Enfin, corollairement à ces deux phénomènes, le genre même ainsi que le
support des écrits esthétiques sont devenus éminemment variables. Extraits de
programmes, notes personnelles ou de travail, entretiens ou lettres,
instructions aux acteurs et autres textes fragmentaires sont venus s’ajouter aux
ouvrages plus traditionnellement théoriques : essais, préfaces, manifestes et
autres traités de poétique. La plupart des ouvrages qui paraissent aujourd’hui,
notamment ceux qui émanent des artistes, se présentent comme des
assemblages hybrides de divers textes qu’on pourrait dire de circonstance,
écrits « à chaud », dans l’accompagnement des créations, puis revus et mis en
forme. Là aussi, cette diversification et cette hybridation de l’écriture
esthétique avait été annoncée par Brecht, dont les écrits rassemblent des textes
de nature différente, et surtout par Artaud. Dans Le Théâtre et son double
figurent aussi bien des textes de conférence que des lettres, des notes ou des
manifestes. Cependant, là encore, la tendance s’est amplifiée au point de
devenir la règle, et les traités de théorie l’exception.

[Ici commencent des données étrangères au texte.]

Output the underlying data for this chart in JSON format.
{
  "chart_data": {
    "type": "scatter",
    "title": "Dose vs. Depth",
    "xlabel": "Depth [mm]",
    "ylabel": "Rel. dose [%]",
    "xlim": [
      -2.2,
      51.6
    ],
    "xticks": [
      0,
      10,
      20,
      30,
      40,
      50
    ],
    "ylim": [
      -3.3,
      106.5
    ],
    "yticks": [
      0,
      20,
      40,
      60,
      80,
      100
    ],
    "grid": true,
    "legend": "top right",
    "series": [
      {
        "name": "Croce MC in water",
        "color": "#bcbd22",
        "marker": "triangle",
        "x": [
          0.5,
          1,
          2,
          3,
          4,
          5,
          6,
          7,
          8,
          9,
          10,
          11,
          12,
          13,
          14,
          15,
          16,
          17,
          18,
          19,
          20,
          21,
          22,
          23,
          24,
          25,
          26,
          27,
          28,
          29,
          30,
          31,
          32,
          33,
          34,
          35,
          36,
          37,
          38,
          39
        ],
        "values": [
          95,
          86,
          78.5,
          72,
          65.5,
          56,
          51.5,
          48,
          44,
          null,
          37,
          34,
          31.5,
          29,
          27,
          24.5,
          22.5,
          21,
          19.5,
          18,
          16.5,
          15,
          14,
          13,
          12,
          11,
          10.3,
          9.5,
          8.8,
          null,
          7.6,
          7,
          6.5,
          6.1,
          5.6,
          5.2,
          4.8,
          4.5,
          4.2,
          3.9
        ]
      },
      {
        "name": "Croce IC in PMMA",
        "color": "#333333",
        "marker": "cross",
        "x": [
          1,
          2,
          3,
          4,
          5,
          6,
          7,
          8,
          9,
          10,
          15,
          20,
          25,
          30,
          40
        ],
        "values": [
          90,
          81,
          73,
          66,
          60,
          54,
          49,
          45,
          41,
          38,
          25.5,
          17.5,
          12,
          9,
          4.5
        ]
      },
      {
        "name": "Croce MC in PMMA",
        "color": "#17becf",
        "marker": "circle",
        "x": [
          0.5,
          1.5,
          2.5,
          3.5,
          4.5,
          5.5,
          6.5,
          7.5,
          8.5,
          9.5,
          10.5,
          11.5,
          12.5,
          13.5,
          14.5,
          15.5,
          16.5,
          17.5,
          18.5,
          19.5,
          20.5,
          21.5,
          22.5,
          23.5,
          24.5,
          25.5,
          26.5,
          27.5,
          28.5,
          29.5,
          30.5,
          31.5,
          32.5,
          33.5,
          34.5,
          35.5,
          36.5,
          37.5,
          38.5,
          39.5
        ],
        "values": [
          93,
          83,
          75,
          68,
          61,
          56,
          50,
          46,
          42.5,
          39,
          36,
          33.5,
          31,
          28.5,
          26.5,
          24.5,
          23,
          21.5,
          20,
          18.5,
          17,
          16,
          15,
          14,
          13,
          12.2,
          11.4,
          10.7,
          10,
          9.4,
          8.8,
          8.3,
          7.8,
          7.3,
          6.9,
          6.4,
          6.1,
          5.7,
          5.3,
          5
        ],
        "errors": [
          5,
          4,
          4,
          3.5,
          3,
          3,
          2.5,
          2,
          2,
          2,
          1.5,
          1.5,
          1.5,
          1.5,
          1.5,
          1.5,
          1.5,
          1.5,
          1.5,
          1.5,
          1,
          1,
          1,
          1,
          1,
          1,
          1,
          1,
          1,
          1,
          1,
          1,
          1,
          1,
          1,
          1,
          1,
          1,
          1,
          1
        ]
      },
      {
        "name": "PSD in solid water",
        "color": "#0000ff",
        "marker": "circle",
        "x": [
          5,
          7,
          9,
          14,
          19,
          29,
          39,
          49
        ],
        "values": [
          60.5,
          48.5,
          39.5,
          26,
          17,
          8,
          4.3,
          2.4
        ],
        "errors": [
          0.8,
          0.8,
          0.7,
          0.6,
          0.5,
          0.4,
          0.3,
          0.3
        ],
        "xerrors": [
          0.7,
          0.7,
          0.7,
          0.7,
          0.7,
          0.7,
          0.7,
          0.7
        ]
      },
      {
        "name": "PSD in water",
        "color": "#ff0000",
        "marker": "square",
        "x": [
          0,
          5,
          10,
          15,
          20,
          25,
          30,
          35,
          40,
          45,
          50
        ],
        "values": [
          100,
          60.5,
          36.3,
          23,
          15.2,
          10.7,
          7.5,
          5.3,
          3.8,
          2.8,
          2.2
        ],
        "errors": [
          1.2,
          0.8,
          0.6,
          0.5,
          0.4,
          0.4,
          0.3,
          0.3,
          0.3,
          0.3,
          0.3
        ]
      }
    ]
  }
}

De même, la structuration de la pensée en système a presque entièrement
disparu du paysage de l’esthétique théâtrale. Diverses et variables, les pensées
théoriques sur le théâtre sont désormais écrites au fil de l’eau et ne visent plus
la totalisation systémique. Seul peut-être l’écrivain de théâtre britannique
Edward Bond se signale aujourd’hui au sein de ce paysage esthétique morcelé
par sa volonté de bâtir, parallèlement à l’écriture de ses pièces, une théorie
globale de l’art théâtral, ainsi qu’une poétique.